Sans Piastri, sans Alonso… Quel sera l’avenir d’Alpine ? Tout indique que Daniel Ricciardo pourrait effectuer son retour dans l’équipe, deux ans après l’avoir quittée. Szafnauer compte encore sur Piastri mais sait qu’il doit se préparer à son absence. La bonne nouvelle est qu’il ne manque pas de candidats potentiels.

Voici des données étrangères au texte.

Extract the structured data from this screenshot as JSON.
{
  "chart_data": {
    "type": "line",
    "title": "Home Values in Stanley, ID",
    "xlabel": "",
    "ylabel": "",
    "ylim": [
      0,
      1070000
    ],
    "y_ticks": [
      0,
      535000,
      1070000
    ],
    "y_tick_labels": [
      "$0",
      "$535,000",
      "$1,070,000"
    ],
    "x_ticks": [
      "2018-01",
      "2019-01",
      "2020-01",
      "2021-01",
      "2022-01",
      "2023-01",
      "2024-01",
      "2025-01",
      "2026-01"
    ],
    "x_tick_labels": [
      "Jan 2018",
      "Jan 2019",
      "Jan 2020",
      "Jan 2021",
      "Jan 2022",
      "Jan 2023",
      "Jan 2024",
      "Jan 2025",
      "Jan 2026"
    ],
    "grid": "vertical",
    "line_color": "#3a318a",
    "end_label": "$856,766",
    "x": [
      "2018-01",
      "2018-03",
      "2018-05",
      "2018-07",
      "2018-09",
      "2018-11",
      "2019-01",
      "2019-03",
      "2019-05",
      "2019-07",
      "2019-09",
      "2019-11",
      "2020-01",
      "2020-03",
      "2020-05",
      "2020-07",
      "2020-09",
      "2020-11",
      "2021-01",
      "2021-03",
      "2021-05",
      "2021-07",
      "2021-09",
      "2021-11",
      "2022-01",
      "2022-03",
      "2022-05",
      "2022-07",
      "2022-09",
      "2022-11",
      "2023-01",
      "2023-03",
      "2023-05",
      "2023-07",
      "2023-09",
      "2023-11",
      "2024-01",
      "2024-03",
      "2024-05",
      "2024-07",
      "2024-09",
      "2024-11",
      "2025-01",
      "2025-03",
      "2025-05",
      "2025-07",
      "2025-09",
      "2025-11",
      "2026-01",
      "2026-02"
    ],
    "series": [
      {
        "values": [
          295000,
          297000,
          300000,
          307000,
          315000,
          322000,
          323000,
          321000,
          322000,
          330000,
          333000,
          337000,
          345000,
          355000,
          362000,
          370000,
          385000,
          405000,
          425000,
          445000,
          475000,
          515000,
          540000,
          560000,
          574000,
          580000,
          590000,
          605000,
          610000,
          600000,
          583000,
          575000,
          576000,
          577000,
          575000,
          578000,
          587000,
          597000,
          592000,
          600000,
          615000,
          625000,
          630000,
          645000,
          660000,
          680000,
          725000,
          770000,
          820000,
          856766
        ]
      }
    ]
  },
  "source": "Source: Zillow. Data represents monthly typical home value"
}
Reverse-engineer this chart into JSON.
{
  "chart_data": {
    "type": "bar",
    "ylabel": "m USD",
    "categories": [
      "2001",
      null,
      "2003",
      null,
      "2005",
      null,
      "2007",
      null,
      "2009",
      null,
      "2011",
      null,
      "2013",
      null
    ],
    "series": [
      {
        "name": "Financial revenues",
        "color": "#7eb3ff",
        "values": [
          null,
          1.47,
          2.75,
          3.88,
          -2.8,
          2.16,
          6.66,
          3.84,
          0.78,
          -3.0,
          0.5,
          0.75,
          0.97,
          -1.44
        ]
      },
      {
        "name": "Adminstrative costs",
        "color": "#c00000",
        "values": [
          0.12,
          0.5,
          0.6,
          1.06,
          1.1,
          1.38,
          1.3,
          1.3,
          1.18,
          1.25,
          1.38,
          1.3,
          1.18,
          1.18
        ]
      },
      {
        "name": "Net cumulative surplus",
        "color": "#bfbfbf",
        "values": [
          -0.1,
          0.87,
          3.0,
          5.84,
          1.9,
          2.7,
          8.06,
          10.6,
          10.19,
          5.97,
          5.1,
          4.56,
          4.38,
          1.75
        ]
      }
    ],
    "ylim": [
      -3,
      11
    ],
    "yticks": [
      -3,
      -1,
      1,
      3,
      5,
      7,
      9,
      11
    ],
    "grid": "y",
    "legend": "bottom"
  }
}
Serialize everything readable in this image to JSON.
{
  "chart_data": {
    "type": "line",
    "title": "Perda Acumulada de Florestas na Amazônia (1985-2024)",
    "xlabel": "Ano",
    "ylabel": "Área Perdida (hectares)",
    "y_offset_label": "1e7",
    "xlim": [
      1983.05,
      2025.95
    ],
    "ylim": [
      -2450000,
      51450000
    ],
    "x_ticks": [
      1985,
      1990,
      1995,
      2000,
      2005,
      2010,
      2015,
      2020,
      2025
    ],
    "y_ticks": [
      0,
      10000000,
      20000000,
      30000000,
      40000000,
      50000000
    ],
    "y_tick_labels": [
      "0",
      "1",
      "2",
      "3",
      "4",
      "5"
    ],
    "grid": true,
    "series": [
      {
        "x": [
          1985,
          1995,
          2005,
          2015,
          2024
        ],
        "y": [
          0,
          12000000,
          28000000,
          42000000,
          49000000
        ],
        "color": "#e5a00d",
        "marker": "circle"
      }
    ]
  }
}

"Alonso va chez Aston Martin. Nous avions un contrat avec Piastri et nous devons comprendre où cela nous mène légalement. Nous croyons, et c’est pourquoi nous avons publié cette déclaration, que nous avons un contrat contraignant. Passons un peu de temps à étudier où cela nous mène. Et si Piastri n’est pas dans la voiture - et je pense qu’il le sera - parce que Fernando est parti, j’ai environ quatorze appels téléphoniques de pilotes intéressés, car le baquet Alpine est le meilleur qui reste."

"Pas étonnant que tant de gens m’appellent, mais sur ces quatorze, il en restera quatre sur la liste finale. Et parmi eux se trouve Piastri."

Et si Piastri s’en va, Alpine F1 se retournera-t-elle contre le pilote ? Une compensation financière pour tout ce qui a été investi au fil des ans ?

"Tout d’abord, voyons où nous en sommes légalement avec Oscar. Nous avons un contrat qui dit que nous devons le soutenir dans sa carrière jusqu’en Formule 1 en investissant beaucoup d’argent. Mais surtout, il faut tenir compte que l’année dernière nous avons mis une monoplace en piste pour lui et qu’il a parcouru 3 500 kilomètres. Nous avons fait sept tests indépendants avec et ce n’est pas bon marché. Seul le coût d’un moteur est de 1 750 000 euros. Les mécaniciens, l’équipe qui a géré ces tests, les vols et les voyages… Nous avons dépensé beaucoup, beaucoup d’argent sur Piastri pour le préparer pour l’avenir. Et, si cet avenir n’est pas avec nous, il est logique et juste que nous cherchions une compensation."